Others will try to introduce phantom liabilities created by introducing what’s called the ‘Prudence’ Level. They used this back in 2022 already, and that didn’t work out too well did it? The GAD needs to ensure that massaging of figures does not take place. It has already censured local government pension funds who have gone too low on their assumptions on investment return.

We predict that the impact of 6.5% being set widely (which we also still assert is too low) would result in employers' contributions falling from an average of 20% to an average of 6%.

But some will be much lower, or even near to 0%, for the next three years for those wooden spoon LGPFs where they got their figures spectacularly wrong back in 2023.

Primary contributions were £11 billion last year, so bearing in mind a movement of just 0.25 % or 25 basis points (BPs) on the basic calculation can reduce the employer’s contribution 2 Percentage points or 200 BPs, the national fiscal position changes by almost £0.25B each quarter per cent you are out.

Hence our calculation that, dealing only with the collapse in employer contributions, (never mind further calculations of the refund from the expected huge surplus in the UK LGPS) the OBR and Treasury should be modelling a likely fall of £10 billion in employers' contributions and therefore from the public sector spend.

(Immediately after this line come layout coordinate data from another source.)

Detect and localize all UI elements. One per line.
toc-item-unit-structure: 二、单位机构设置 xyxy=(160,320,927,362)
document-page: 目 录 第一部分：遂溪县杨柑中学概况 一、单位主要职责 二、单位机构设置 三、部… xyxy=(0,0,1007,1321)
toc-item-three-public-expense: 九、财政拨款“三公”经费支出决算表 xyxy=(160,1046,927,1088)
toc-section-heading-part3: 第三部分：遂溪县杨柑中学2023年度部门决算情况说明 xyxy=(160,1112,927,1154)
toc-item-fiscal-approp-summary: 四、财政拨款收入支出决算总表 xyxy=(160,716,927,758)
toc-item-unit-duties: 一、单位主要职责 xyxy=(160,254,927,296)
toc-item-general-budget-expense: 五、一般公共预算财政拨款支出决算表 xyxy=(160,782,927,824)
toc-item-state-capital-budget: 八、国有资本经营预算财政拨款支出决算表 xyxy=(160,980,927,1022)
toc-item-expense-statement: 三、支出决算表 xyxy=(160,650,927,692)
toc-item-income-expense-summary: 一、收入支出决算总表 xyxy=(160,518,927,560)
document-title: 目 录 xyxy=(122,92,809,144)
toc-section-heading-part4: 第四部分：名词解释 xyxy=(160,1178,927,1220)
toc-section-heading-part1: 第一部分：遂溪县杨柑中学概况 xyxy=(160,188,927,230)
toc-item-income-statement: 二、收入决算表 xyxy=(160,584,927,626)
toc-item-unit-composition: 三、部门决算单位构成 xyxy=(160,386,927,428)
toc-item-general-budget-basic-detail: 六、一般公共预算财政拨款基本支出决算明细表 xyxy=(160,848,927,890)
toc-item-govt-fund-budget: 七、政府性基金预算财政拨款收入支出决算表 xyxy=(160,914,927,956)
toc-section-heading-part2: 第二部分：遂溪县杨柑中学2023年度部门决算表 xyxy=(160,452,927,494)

Whilst they may suggest that the valuations are still in progress, they should hand the Chancellor an estimate before the budget of what it would be for an average 7% Discount rate, and then related figures downwards by 0.1%, all the way down to 5.8 % (which was what all of 97 funds used back in March to calculate their accounting liabilities).

The finance directors of every council in the country should also request the same calculation for their own councils from Their own actuaries and/or the Administering authority of their pension fund.

If the Treasury or OBR haven’t done these sums yet they should get their finger out again, stop holding it up to the wind, and crank up the calculator instead.